Every year around the last weekend of November, we gather with our family members, the ones we’ve known all our life, put aside our differences for a night and remember why we love each other. We don’t care that Uncle Dave hasn’t been sober in months, or that Grandpa repeats the same story three times in 20 minutes, or that your teenage sister is pregnant. No matter what’s happened in the last year, for one night we think about the good times.
That’s what Virginia Tech did Friday night. When virtually everything that could go wrong this season did, the Hokies mustered every last ounce of pride we didn’t even know they had to beat Virginia 24-20.

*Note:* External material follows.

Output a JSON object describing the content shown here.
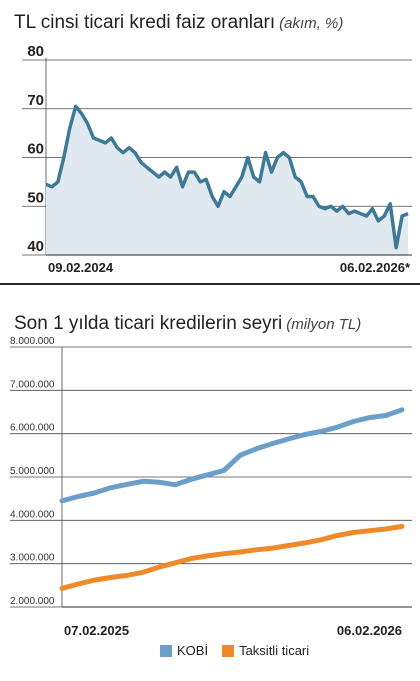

This was supposed to be their funeral, and last week’s double-overtime, fist-pumping loss was supposed to be the Wake. Virginia hadn’t beaten us in 10 years, yet they walked into Lane Stadium for a night game as two-point favorites. Two days before the game, the school announced Mike London would return next season regardless of what happened on Friday night. The Cavaliers not only had a chance to end a 10-game losing streak to their most hated rivals, but they could also end their season without a bowl game for the first time in 22 years. If there was ever a year for the Wahoos to get it done, this was it.
They knew it too. Minutes before kickoff, the Cavs helped incite a war of words at midfield that very-nearly-but-probably-never-would-have turned into a brawl. The little brothers of the state started chirping a little too early. When you haven’t beaten a team since before there was YouTube, you should probably wait until after the game to start popping off at the mouth – on their turf, no less.
Maybe that scuffle was what the Hokies needed. Maybe. It makes for a good narrative at least, but whatever incited Tech to will itself to victory Friday night was a force we hadn’t seen since a warm September night in Ohio. Who knows…funny things happen on Thanksgiving.
The defense was menacing as always. The offense sputtered. The special teams shined.
With Virginia punting from underneath its own uprights, Frank Beamer knew this might be his best chance of finding the end zone all night. He dialed up a rush, and C.J. Reavis swatted away the Cavalier punt with ease. Bucky Hodges pounced on it for the score. For a fleeting moment Beamer Ball, M.I.A for arguably years, returned. Funny things happen on Thanksgiving.
Brendan Motley sparked the offense, but a sprained toe and a concussion ultimately ended his night by halftime. The Hokies were going to ride or die with Michael Brewer. By the middle of the third quarter, the Cavaliers had pasted Brewer to the turf so many times it was only a matter of minutes before he wouldn’t get up. Yet somehow, the redshirt junior showed his Texas grit and rebounded for two of his best drives in a Tech uniform. A 36-yard touchdown pass to Cam Phillips gave Tech a 17-13 lead, and after Virginia regained the lead in the fourth quarter, Brewer engineered a three-play, 75 yard drive capped by a Hodges nine-yard touchdown that kept the Commonwealth Cup in Blacksburg. Funny things happen on Thanksgiving.
There will be changes to the program after the bowl season – major ones. Even during this debacle of a season, no one doubted that 2015 was shaping up to be the year of redemption. Guess how many seniors scored a touchdown this season? Zero. Every major contributor on offense is back, along with many key defensive starters. If there’s a silver lining to the attrition on the defensive side of the ball this season, it’s that several young players earned valuable experience that will help them hit the ground running next year.
So the Hokies are going bowling and for one weekend, we can forget about all the bad things. Who cares that the offense is ranked worse than 90th in pretty much every important category? Who cares about the internal turmoil that led to two valued members of the program suspiciously quitting mid-season? Who cares that 13 major contributors have missed significant time with injury? Who cares that for the third straight season, Lane Stadium has gone from the Terror Dome to the Kiddie Dome?
It doesn’t matter. This is our state, and no matter how much Virginia cries, swears and yells about it, that isn’t changing. Even at our worst, we don’t lose to those cookie-dough eating, Zima-drinking, lawn-streaking wussies up the road.
There will be plenty of time to lament the missteps of 2014 and dream of greener pastures to come. But for one night, the Hokies were able to put aside their differences and remind us why we love them. No matter what’s happened in the last year, Friday night reminded us of all the good times. We still own Virginia. Even the most calamitous season imaginable can’t change that.